Generation and control of charge, spin and valley currents in armchair silicene nanoribbons

It is well known that future information technology relies upon electronic states other than charge, through the feasibility of constructing spintronic and valleytronic devices. The main challenge in such applications is the generation and control of the corresponding state currents. The present paper is thus concerned with charge, spin and valley currents which intrinsically develop in armchair silicene nanoribbons (ASNs). In pursuing this consideration the well established Kubo formula is employed. Taking the symmetries of the ASN into account, we analyze the structure of total Hamiltonian and demonstrate how the matrix elements along with the summations involved in the suitably adopted Kubo formula, may be analytically calculated.
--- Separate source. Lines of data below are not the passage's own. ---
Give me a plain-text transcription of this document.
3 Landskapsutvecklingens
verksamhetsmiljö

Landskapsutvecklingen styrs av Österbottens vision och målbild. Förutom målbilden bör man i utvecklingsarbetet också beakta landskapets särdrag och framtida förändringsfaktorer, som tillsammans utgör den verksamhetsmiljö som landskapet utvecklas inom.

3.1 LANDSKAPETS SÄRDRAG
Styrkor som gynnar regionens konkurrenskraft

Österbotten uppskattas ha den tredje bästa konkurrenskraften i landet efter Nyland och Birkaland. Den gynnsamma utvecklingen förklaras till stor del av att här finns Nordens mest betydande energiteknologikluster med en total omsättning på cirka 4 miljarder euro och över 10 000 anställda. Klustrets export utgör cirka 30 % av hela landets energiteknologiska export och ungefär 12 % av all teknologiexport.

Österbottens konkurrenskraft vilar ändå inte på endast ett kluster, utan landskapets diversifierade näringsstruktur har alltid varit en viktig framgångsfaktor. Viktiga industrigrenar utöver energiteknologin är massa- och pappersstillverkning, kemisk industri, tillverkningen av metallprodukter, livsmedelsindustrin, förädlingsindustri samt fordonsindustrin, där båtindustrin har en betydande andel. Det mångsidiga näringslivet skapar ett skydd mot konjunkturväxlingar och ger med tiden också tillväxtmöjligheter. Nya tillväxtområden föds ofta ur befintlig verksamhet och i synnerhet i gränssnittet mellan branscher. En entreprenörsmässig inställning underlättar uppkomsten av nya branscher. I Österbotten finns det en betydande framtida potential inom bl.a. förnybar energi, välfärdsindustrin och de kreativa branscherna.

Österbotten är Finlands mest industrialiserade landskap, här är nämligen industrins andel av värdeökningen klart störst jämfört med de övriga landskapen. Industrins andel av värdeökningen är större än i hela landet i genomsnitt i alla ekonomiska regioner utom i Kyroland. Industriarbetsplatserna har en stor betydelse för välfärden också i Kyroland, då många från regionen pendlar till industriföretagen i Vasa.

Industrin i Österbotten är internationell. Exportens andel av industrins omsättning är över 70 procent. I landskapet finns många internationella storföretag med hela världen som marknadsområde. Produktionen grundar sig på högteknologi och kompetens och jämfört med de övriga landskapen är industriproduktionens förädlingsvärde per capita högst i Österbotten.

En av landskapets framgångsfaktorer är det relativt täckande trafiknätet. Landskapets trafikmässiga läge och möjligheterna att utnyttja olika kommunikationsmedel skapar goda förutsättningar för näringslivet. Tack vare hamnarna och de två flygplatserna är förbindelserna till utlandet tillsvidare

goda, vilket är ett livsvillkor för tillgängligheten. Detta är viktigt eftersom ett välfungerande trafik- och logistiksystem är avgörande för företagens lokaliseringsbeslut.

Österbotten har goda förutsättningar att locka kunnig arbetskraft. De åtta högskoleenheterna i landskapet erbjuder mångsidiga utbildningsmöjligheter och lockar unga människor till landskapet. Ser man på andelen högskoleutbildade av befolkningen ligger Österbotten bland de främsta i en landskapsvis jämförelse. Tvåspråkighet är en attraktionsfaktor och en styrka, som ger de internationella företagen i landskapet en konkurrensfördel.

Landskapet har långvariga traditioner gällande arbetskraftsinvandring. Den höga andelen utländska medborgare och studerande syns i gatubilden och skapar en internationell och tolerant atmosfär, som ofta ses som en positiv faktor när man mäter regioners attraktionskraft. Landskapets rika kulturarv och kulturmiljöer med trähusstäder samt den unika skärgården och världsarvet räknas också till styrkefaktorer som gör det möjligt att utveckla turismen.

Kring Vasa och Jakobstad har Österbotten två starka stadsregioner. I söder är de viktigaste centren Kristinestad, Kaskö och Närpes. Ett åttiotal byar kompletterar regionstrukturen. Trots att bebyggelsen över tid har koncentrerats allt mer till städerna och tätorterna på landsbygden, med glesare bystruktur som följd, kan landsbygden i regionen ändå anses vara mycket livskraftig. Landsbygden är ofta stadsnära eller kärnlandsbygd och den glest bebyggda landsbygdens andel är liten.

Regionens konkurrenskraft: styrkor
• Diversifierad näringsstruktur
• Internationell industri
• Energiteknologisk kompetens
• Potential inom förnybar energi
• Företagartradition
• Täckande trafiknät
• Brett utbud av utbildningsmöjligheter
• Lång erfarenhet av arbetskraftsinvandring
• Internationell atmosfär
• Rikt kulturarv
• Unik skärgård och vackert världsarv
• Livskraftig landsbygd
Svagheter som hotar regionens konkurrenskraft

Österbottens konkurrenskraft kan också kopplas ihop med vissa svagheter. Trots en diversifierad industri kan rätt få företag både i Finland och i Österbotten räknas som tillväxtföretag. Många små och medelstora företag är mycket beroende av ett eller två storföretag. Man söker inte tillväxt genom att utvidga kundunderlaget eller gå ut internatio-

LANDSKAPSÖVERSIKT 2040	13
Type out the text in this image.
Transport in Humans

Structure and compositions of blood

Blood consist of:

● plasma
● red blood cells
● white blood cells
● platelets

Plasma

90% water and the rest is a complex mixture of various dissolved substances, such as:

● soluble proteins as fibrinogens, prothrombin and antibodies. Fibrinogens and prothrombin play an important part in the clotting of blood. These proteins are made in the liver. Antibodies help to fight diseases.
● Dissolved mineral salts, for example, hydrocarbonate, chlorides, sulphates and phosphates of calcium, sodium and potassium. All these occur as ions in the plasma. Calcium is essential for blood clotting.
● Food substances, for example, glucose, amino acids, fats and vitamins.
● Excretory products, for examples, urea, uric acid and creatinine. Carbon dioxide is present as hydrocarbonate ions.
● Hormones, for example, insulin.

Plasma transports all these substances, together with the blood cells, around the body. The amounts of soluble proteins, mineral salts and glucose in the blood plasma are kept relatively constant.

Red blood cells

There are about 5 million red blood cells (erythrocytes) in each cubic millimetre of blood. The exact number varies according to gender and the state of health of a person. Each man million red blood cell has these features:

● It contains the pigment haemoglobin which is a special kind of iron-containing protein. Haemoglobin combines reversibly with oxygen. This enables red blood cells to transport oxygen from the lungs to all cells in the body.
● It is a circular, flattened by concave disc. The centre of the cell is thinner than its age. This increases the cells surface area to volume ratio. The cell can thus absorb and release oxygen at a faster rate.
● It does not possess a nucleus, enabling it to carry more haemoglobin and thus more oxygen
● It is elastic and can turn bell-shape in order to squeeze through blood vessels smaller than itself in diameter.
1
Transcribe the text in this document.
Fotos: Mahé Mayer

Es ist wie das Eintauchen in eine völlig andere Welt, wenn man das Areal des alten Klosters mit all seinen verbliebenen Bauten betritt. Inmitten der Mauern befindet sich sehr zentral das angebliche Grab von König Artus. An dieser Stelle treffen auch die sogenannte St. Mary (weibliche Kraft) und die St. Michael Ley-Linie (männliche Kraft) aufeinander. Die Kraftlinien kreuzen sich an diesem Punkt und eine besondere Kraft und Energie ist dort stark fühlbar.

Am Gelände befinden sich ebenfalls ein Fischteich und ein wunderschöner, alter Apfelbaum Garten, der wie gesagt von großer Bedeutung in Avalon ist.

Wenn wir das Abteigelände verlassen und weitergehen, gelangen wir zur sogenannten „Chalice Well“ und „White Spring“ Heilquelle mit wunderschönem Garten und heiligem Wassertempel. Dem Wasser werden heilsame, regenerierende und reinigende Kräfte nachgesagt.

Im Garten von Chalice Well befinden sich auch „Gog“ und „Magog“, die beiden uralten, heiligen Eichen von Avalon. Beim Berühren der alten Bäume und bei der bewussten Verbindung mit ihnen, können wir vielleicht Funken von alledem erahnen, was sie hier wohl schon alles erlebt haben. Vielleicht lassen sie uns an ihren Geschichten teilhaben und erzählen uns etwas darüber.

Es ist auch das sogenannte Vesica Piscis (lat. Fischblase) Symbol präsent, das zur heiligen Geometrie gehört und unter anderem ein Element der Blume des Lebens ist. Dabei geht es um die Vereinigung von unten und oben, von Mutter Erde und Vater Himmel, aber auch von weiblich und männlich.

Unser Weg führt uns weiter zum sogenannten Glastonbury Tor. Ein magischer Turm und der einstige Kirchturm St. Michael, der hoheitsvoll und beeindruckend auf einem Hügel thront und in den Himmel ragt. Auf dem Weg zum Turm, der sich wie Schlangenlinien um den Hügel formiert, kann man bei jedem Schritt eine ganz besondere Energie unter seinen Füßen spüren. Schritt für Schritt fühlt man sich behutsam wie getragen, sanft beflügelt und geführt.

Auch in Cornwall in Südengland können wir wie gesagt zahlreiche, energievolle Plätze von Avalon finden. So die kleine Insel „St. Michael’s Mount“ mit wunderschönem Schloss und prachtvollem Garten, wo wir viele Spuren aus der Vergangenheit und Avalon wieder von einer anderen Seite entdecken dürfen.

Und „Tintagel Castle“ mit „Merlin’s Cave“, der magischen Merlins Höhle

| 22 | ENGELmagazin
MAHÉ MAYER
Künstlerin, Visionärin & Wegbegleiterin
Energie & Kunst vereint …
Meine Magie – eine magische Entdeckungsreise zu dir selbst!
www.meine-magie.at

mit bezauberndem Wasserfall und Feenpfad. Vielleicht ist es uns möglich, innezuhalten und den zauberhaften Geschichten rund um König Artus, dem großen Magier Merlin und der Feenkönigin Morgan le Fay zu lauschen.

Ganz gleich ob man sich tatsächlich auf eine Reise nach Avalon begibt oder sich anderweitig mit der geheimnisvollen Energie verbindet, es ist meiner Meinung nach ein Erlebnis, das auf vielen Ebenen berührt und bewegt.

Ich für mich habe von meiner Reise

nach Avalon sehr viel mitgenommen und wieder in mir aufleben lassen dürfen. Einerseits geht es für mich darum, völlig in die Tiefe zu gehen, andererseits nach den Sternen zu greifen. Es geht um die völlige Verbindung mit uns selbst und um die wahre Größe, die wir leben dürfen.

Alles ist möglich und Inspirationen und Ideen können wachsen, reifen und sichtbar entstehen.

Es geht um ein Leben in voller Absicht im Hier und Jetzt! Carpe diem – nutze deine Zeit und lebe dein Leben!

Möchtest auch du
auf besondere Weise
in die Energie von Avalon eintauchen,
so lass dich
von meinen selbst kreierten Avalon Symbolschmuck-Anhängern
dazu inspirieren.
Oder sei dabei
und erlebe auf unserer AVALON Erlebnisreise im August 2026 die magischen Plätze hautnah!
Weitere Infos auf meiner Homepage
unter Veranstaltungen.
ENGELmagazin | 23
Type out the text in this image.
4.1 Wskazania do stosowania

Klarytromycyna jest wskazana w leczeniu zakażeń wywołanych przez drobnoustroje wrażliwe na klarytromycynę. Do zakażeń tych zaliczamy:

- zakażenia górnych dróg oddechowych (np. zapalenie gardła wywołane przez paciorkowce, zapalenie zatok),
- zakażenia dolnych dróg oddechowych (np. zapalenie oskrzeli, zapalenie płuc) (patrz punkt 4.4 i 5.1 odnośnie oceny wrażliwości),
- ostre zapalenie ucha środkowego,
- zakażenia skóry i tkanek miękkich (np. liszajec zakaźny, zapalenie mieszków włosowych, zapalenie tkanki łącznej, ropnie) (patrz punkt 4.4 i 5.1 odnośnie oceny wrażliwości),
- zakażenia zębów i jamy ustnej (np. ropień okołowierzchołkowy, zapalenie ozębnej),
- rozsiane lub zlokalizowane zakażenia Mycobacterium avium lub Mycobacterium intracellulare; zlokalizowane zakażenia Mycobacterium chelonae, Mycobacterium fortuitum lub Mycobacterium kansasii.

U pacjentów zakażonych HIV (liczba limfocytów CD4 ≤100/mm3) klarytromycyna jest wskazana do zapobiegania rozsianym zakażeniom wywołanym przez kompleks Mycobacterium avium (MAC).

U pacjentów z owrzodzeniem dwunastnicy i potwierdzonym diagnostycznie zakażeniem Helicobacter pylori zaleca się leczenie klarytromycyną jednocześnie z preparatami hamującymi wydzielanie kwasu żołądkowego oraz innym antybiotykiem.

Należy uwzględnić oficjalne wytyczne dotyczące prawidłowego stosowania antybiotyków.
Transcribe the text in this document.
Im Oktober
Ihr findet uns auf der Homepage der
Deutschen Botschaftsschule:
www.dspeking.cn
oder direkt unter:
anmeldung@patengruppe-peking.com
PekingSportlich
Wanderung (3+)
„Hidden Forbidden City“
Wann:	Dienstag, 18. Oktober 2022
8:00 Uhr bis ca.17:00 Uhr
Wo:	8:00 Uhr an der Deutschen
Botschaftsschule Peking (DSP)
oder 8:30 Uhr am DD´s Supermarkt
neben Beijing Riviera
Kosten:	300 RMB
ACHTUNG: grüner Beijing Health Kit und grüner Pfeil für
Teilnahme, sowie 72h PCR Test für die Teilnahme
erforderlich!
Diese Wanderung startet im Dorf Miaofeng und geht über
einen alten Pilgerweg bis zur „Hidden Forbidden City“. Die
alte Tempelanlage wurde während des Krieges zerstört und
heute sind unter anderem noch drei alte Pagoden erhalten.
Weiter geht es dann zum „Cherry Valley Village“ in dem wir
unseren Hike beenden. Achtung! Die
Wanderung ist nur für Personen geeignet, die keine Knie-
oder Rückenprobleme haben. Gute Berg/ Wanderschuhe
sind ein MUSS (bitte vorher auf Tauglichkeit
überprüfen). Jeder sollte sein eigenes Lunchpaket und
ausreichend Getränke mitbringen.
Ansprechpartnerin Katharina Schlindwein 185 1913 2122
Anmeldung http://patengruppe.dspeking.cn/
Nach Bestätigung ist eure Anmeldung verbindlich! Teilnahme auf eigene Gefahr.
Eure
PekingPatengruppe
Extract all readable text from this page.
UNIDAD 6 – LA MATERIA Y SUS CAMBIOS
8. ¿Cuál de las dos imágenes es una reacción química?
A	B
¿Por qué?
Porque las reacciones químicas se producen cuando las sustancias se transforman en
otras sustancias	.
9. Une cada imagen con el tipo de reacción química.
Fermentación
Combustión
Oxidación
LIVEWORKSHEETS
The results so-obtained along with the corresponding figures reveal that all three currents develop in a step-wise manner. The heights, indicating a jump in the current, and the plateaus, indicating a constant current, are shown to be tunable by adjusting the width and/or the buckled effect. Moreover, we demonstrate that for particular (critical) widths an inversion in band gaps may occur, giving rise to quantum phase transitions. More practical result of this paper, as we show, is the fact that the ASN can generate pure spin or valley current under specific conditions placed on the width, buckled effect and Fermi energy. The material presented in this paper thus provides novel means of generation and control of the charge, spin and valley currents.